Resources for non-linguists

So you want to dip your toe into the waters of linguistics, but you don’t want to take a linguistics course? A course would be full-body immersion, after all, not just dipping a toe.

So what do you do?

There are a lot of options, especially podcasts and YouTube videos, many of which I’ve written about over the years: just click on the Linguistics category in the sidebar of the home page of this blog. You can also read a pop linguistics book, which was the entry point for 92% of adult linguists, back when we were teens or tweens. I was one of those 92%.

OK, OK, I just made up that statistic, but it wouldn’t surprise me if it’s in the right ballpark.

Another path is to use a curated list, such as one of the guides from Mutual Intelligibility. There are two big differences between pop linguistics books and these guides:

  • You can always rely on the accuracy of the material in the curated lists, as those have impeccable credentials (vetted by Lauren Gawne and Gretchen McCulloch in this case) — not so much with the pop books.
  • Sometimes pop linguistics books are much easier to read and much less technical, even if they’re not 100% accurate.

So you pays your money and you takes your chance, as they say.

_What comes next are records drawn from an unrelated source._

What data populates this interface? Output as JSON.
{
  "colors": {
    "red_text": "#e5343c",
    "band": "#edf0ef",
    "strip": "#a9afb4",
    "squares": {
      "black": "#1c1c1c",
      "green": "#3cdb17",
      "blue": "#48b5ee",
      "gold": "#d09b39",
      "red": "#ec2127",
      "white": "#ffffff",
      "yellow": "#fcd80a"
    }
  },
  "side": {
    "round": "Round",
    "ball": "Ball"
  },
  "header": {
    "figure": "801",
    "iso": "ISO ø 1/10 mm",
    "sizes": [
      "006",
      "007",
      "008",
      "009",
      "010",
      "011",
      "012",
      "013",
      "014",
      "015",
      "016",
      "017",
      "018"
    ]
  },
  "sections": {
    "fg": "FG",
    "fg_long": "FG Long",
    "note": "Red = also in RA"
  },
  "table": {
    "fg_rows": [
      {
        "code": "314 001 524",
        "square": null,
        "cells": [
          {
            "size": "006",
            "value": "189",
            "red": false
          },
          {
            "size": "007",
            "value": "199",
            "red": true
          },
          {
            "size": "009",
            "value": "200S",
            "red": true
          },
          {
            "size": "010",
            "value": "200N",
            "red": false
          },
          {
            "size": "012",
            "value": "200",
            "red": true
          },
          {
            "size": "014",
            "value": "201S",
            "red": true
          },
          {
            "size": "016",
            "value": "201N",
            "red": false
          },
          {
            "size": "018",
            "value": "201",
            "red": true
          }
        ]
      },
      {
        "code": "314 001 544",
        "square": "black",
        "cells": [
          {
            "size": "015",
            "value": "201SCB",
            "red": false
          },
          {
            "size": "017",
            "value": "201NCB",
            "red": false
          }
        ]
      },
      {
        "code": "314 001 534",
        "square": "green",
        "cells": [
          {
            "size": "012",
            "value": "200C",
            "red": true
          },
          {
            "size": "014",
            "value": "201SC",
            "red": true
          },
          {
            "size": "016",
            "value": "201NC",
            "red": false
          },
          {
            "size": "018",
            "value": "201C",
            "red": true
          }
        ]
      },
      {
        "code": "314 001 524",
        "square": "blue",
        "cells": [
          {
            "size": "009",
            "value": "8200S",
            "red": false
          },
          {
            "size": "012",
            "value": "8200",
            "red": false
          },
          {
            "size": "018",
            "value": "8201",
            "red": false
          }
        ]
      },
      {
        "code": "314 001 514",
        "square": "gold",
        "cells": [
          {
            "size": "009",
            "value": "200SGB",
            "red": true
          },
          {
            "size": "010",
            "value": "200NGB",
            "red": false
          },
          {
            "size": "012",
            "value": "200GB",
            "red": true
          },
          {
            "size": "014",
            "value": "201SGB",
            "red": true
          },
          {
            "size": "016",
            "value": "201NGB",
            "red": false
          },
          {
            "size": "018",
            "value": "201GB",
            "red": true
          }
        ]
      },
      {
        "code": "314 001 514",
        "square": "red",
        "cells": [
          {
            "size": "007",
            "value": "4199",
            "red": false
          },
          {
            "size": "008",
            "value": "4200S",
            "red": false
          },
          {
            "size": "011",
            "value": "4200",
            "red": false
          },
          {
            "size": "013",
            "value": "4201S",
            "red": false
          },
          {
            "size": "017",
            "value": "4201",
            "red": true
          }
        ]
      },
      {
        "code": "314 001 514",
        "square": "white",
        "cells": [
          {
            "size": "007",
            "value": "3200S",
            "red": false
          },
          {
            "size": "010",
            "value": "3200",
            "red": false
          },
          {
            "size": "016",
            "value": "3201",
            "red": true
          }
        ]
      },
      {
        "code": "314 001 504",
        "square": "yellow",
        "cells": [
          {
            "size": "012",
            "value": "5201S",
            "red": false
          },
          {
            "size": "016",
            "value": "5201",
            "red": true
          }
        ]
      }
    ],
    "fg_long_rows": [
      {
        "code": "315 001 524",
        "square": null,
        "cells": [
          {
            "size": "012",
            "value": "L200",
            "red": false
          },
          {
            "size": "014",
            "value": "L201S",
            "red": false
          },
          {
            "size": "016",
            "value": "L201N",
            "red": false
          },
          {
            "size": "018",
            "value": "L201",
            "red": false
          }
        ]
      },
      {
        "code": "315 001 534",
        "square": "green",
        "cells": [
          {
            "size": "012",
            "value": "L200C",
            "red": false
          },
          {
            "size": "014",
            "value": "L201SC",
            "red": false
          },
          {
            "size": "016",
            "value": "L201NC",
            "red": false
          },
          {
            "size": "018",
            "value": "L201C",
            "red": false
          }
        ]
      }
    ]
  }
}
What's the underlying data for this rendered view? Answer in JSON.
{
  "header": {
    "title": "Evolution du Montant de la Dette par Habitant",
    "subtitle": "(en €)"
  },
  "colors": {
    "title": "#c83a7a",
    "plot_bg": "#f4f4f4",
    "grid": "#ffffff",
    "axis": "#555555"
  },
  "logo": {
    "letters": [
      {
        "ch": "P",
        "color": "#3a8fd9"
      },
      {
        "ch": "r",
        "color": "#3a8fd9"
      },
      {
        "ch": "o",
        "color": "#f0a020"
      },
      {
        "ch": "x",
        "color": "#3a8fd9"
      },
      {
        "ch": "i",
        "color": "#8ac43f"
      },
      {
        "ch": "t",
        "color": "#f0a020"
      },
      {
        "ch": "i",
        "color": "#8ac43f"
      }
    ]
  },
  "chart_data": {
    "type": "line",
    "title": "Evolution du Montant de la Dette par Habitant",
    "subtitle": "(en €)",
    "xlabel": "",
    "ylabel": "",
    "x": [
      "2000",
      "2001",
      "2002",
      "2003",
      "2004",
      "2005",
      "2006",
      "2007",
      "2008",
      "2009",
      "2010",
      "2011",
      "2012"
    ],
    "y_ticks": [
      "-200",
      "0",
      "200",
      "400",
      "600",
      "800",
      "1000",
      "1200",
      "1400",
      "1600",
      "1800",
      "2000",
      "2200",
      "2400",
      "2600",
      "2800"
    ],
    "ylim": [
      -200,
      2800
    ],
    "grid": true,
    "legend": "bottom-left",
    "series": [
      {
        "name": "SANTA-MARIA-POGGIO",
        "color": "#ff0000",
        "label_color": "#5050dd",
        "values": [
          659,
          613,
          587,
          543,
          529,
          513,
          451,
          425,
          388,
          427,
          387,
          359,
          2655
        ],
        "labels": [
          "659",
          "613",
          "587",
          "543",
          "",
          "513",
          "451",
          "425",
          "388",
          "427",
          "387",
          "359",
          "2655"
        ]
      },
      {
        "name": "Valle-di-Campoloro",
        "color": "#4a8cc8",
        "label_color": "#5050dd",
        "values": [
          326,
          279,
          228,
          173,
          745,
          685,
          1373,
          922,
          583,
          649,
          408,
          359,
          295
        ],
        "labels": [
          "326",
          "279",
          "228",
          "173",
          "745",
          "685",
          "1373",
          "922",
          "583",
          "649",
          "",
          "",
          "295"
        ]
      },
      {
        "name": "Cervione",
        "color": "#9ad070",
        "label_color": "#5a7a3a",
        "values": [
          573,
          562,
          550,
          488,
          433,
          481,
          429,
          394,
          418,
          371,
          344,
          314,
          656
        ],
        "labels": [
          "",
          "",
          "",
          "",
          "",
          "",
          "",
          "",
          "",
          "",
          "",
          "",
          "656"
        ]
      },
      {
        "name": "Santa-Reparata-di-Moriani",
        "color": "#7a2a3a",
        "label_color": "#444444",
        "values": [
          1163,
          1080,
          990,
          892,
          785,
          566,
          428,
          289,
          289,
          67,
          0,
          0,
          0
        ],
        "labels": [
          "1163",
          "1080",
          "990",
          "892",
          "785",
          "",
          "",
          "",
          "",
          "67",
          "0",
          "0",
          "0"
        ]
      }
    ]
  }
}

Let’s look at some of the topics in just one of the Mutual Intelligibility guides, as a concrete example. This is from the guide to World Englishes:

  • Sounds of New Zealand English
  • UK / US / South African English Vocabulary Differences
  • Talking Canadian
  • How Are British English and American English Different?
  • Ten Foods Brits and Indians Pronounce Differently
  • American and British Politeness
  • Why the Aussie accent is so hard
  • Movie Accent Expert Breaks Down 32 Actors’ Accents
  • New York Times Dialect Quiz
  • What English Sounds Like to Non-English Speakers

But wait! There’s more! Surely something in that list will whet your appetite. And that’s just the World Englishes guide. The others cover an enormous range of linguistic topics, some of which can get as technical as learning about the International Phonetic Alphabet, which everyone should learn!